Figure 3. JAK2-Inhibitor persistence is reversible and JAK2 levels correlate with persistence/resensitization

a) Percent viability of SET-2 IN^Per and SET-2 IN^Resens cells at 0.25μM JAK Inhibitor I, 0.25μM INCB18424 and 2μM TG101348, data are from wells plated in triplicate (S.D.), and are representative of 3 independent experiments. b) Loss of JAK1/TYK2 association with phosphoJAK2 in SET-2 and WL IN^Resens cells. c) Reversible changes in JAK2 levels in IN^Per cells compared to naïve and IN^Resens SET-2 and WL cells. d) ChIP-PCR of JAK2 locus shows increased H3K4me3 and decreased H3K9me3 marks in SET-2 IN^Per cells. e) PhosphoJAK2 and total JAK2 levels are degraded upon cycloheximide treatment (500 μg/ml for 2, 4 and 6 hours) in naïve and resensitized WL cells, but not in IN^Per cells. f) Higher JAK2 levels in INCB18424 treated MPN granulocytes by qRT-PCR compared to those in a small cohort of best responders.

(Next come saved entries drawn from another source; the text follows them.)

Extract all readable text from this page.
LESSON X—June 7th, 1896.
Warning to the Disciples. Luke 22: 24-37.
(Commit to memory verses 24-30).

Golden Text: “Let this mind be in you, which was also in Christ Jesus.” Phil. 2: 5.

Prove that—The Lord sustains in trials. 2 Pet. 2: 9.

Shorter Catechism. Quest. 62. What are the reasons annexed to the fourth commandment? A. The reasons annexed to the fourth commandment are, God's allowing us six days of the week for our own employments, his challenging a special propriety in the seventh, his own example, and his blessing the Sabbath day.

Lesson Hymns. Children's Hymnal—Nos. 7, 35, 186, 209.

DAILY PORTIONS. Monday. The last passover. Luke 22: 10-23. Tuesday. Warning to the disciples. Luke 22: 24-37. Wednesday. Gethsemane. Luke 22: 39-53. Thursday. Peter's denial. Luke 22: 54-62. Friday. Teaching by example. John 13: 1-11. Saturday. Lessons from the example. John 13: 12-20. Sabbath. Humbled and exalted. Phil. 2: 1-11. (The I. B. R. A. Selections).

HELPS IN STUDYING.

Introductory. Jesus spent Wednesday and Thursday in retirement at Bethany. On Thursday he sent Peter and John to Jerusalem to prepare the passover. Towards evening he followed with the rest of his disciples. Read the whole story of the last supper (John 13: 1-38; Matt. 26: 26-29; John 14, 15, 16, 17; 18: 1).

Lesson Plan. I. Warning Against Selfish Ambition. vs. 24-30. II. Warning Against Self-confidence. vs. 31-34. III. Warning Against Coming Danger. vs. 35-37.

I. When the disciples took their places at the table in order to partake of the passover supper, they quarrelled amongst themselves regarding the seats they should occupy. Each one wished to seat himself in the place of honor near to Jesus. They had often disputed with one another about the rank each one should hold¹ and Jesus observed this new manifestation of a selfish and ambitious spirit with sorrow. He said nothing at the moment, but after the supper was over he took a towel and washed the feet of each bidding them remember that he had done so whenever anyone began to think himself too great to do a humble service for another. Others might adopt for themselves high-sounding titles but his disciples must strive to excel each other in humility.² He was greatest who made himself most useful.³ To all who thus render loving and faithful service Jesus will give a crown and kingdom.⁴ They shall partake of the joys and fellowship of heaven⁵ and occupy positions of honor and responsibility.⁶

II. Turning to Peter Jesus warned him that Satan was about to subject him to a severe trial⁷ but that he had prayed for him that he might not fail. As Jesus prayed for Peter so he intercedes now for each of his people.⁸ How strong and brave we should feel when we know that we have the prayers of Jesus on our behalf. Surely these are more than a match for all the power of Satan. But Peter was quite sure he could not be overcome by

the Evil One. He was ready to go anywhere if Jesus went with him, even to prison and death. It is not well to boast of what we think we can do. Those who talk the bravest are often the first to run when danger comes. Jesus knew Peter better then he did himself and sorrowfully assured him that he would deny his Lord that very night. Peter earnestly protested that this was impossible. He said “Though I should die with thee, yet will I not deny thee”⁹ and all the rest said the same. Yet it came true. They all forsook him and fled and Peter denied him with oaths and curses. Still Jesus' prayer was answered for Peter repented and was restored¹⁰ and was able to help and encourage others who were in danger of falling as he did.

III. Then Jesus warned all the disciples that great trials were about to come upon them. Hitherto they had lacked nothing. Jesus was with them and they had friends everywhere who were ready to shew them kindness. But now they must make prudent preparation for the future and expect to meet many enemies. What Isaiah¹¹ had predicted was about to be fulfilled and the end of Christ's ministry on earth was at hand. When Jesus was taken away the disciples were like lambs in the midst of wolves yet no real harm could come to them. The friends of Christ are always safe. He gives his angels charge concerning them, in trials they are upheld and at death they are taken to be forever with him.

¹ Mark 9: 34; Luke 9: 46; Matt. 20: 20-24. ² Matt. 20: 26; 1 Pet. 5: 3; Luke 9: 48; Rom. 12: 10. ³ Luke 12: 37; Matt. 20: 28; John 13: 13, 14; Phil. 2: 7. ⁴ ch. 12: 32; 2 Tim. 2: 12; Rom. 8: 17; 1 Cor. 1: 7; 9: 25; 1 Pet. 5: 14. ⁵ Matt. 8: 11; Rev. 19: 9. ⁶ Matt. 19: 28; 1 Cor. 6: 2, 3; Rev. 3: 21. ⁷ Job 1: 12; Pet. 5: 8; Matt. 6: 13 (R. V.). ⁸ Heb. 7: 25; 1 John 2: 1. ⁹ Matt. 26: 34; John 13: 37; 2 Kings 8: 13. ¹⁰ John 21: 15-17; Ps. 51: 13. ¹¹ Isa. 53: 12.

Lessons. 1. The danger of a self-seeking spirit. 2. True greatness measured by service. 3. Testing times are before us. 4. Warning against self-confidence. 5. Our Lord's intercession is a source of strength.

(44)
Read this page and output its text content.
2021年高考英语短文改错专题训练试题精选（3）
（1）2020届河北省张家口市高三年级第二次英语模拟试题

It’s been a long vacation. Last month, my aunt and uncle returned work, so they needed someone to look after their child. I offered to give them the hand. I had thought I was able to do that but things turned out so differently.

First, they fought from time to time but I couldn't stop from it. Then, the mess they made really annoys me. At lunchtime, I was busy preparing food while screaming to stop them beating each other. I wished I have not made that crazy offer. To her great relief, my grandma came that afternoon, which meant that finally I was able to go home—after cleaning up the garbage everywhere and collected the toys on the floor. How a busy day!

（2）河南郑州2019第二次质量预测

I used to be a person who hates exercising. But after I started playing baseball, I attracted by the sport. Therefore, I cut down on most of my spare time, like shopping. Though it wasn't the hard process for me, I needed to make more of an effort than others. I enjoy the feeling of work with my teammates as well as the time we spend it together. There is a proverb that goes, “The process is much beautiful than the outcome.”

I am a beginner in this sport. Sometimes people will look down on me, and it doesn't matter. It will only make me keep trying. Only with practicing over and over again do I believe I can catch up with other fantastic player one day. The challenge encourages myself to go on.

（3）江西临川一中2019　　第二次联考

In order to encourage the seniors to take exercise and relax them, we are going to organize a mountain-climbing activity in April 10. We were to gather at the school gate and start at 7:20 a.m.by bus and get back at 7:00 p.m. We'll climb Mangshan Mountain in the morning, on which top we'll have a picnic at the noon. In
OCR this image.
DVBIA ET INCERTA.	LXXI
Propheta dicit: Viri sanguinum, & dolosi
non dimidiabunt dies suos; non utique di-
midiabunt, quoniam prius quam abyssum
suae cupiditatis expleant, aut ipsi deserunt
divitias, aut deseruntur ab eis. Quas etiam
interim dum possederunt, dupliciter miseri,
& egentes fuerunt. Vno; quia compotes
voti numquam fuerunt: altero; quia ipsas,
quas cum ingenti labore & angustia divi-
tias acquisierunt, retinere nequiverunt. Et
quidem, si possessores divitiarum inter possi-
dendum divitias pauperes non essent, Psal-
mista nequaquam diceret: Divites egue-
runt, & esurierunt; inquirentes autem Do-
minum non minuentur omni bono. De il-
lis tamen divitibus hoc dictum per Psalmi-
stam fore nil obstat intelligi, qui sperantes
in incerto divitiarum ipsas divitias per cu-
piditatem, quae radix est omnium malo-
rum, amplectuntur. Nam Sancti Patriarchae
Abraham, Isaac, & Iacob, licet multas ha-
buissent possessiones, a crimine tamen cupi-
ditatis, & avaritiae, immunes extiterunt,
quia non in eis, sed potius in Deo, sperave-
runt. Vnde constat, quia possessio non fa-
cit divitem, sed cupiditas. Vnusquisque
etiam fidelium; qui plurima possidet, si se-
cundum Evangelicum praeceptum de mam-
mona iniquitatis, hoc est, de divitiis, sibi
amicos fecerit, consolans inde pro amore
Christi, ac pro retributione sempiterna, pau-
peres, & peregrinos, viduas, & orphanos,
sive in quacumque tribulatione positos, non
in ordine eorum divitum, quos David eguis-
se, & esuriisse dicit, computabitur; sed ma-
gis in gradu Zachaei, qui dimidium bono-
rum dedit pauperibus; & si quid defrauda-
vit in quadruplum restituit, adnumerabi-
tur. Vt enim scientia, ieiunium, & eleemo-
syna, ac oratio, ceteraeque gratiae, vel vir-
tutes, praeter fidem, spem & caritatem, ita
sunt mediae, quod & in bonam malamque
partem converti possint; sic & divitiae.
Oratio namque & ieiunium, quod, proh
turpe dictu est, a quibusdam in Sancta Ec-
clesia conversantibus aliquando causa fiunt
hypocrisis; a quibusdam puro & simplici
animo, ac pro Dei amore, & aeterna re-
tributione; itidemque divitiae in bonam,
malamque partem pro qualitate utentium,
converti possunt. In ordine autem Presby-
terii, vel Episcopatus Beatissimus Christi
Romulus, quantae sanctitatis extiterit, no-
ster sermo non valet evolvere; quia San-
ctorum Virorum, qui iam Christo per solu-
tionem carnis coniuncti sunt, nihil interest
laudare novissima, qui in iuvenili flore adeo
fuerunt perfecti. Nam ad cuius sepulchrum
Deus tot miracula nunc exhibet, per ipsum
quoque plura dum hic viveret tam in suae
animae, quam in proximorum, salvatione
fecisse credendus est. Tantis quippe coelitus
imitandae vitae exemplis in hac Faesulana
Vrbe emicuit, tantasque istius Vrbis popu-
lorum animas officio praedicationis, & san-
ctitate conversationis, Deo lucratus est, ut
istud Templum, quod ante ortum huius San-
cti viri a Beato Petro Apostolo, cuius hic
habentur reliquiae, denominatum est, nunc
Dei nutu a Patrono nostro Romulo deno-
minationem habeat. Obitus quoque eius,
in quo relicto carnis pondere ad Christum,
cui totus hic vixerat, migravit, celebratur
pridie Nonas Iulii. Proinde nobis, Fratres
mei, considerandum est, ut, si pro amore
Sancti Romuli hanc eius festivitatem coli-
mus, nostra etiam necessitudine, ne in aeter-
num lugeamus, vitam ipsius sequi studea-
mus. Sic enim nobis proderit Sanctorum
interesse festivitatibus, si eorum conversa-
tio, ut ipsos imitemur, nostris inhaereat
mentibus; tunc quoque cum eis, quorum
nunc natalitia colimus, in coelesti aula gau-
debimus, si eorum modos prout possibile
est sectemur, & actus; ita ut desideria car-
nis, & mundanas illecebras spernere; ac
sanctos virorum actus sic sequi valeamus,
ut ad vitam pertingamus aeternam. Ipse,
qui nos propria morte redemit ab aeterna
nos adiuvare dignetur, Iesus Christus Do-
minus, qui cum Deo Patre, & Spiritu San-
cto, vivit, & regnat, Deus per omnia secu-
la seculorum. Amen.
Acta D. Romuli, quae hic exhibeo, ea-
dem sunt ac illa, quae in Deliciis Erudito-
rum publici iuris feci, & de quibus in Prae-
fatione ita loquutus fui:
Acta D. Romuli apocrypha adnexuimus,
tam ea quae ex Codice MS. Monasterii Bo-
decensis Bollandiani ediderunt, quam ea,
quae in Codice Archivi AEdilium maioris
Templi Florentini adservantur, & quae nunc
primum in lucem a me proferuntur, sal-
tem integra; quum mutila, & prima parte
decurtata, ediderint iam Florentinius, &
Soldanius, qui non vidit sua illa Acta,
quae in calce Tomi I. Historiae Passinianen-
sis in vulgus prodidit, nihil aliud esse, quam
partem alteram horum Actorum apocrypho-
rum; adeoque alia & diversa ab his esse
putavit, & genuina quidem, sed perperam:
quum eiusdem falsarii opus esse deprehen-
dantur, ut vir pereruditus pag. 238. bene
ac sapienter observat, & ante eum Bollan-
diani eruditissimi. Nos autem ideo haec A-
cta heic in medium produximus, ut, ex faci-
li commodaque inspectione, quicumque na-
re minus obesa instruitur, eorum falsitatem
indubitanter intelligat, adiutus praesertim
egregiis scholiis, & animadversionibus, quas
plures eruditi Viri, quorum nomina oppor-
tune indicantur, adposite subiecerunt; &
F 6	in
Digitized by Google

Figure 4. Transphosphorylation of JAK2 by JAK1/TYK2 contributes to persistence and persistent cells can be targeted using Type II JAK2 inhibitors or HSP90 inhibition

a) SET-2 cells were transfected with scrambled pLKO or JAK2 shRNA. Viability after 10 days of puromycin selection relative to cell numbers on day 1 is shown, results are from 3 biologic replicates, S.E.M. is shown. b) JAK2 knockdown inhibits signaling in puromycin selected sensitive and persistent SET-2 cells. c) IN^Per SET-2 cells were partially resensitized to INCB18424 following loss of JAK1 or JAK1+TYK2 using siRNA. Data are from wells plated in triplicate (S.D.), and are representative of 3 independent experiments. d) Naïve and persistent SET-2 cells are inhibited by PU-H71, data are from wells plated in triplicate (S.D.), and are representative of 3 independent experiments. e) PU-H71 degrades JAK2, inhibits signaling in SET-2 cells. Cells were treated with DMSO or 2 μM PU-H71 (SET-2) and 1 μM PU-H71 (WL) for 16 hours. f) 4 hour treatment with BBT-594 inhibits signaling in naïve and persistent SET-2 cells.